Symbiotic cospeciation is found between Crematogaster ants and Macaranga plants, between Ficus fig trees and fig wasps, and between the Poaceae grasses and Epichloe fungi.

== False incongruence ==
The two main hurdles to determining cospeciation using Fahrenholz's rule are instances of false congruence and false incongruence. False congruence occurs when parasite and host phylogenies mirror each other but not due to cospeciation, for instance, if the parasites were to colonize the hosts after the host species had diverged and congruent phylogenies resulted by chance, but this is unlikely. False incongruence, when cospeciation has occurred, but the phylogenies do not mirror each other, is more common, and can be caused by a number of factors; it might also appear to be present if parasites that are present on a host are not detected by the experimenter.

=== Host switching ===
Though parasites have been thought to be specialized to a certain host species, it is common for a parasite to colonize a different host that was not previous colonized by the parasite species.
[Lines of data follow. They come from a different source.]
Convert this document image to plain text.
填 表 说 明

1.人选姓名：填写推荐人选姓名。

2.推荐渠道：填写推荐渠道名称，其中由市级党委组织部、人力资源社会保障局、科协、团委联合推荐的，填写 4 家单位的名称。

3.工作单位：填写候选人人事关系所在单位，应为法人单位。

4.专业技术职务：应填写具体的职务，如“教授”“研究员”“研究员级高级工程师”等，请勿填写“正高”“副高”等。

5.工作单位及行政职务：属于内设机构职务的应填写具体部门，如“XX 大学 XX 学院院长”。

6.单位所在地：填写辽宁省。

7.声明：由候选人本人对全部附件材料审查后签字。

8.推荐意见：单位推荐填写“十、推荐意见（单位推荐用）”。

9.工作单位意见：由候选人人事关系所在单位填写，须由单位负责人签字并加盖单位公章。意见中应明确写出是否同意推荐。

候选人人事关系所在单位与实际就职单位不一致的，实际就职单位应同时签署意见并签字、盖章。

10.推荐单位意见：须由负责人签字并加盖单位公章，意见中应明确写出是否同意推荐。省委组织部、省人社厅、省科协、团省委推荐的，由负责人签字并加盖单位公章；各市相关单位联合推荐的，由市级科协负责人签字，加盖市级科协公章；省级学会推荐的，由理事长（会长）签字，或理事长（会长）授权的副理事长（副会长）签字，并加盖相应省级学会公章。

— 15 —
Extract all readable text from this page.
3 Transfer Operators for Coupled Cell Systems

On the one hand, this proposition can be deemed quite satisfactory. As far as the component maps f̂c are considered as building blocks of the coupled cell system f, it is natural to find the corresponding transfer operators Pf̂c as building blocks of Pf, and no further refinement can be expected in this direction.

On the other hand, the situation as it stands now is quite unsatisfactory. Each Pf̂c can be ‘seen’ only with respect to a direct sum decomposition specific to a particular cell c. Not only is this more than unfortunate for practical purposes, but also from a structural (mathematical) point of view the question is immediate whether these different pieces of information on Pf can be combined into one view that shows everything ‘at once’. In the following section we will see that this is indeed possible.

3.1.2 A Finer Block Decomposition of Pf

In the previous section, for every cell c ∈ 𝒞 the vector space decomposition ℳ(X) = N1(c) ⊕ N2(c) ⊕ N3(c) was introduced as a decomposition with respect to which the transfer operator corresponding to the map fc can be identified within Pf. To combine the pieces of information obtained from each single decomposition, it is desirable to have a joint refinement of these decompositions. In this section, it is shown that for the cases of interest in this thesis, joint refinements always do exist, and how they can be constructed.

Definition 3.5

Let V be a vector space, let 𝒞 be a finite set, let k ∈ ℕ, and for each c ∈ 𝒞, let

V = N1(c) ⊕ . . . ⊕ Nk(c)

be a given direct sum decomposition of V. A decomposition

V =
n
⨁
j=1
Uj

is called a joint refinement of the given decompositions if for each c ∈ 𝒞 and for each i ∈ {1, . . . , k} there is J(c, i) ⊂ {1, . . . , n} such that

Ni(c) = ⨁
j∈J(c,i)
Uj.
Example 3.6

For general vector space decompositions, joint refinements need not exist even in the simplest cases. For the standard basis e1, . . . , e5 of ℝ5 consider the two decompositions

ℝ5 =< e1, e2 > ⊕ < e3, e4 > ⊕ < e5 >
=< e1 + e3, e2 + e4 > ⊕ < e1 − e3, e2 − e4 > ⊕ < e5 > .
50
If a "host switch" occurs after a cospeciation event, the presence of the parasite on other host species will disrupt any potential congruence in the two phylogenies. Coupled with extinction or independent speciation, phylogenetic comparisons can become complicated and entirely mask the cospeciation event.

=== Independent speciation ===
Typically independent speciation does not significantly alter the phylogenetic analysis used to measure cospeciation. However, in combination with extinction, independent speciation can become very problematic when trying to sort out host and parasite phylogenies. Independent speciation occurs when a single population on a single host undergoes speciation resulting in two sister lineages of parasite on a particular host. In other words, the parasite lineage speciates while the host lineage does not. This becomes complicated when the two lineages of parasites then undergo cospeciation with the host. If one of the two parasite lineages goes extinct from the new host lineage, the phylogenies of the host and parasite will begin to break apart. Even though the parasite and host cospeciated together, the phylogenies will not be congruent.

=== Extinction ===
After cospeciation, it is possible for a parasite (or symbiont) to become extinct while its host survives. This can happen if, for example, the host species adapts to a new habitat.

=== "Missing the boat" ===
Prior to speciation of the hosts, if the distribution of the parasite population among the host population is sporadic, it is possible that when host speciation occurs, it will occur with hosts that do not have the parasite population. This phenomenon is known as "missing the boat". The parasites could potentially cospeciate with their host down the line, however, the parasites could potentially be absent from some host lineages. Like extinction and independent speciation, "missing the boat" alone will probably have a minimal effect on mapping phylogenies, however, in conjunction with independent speciation, parasite and host phylogenies can begin to break apart.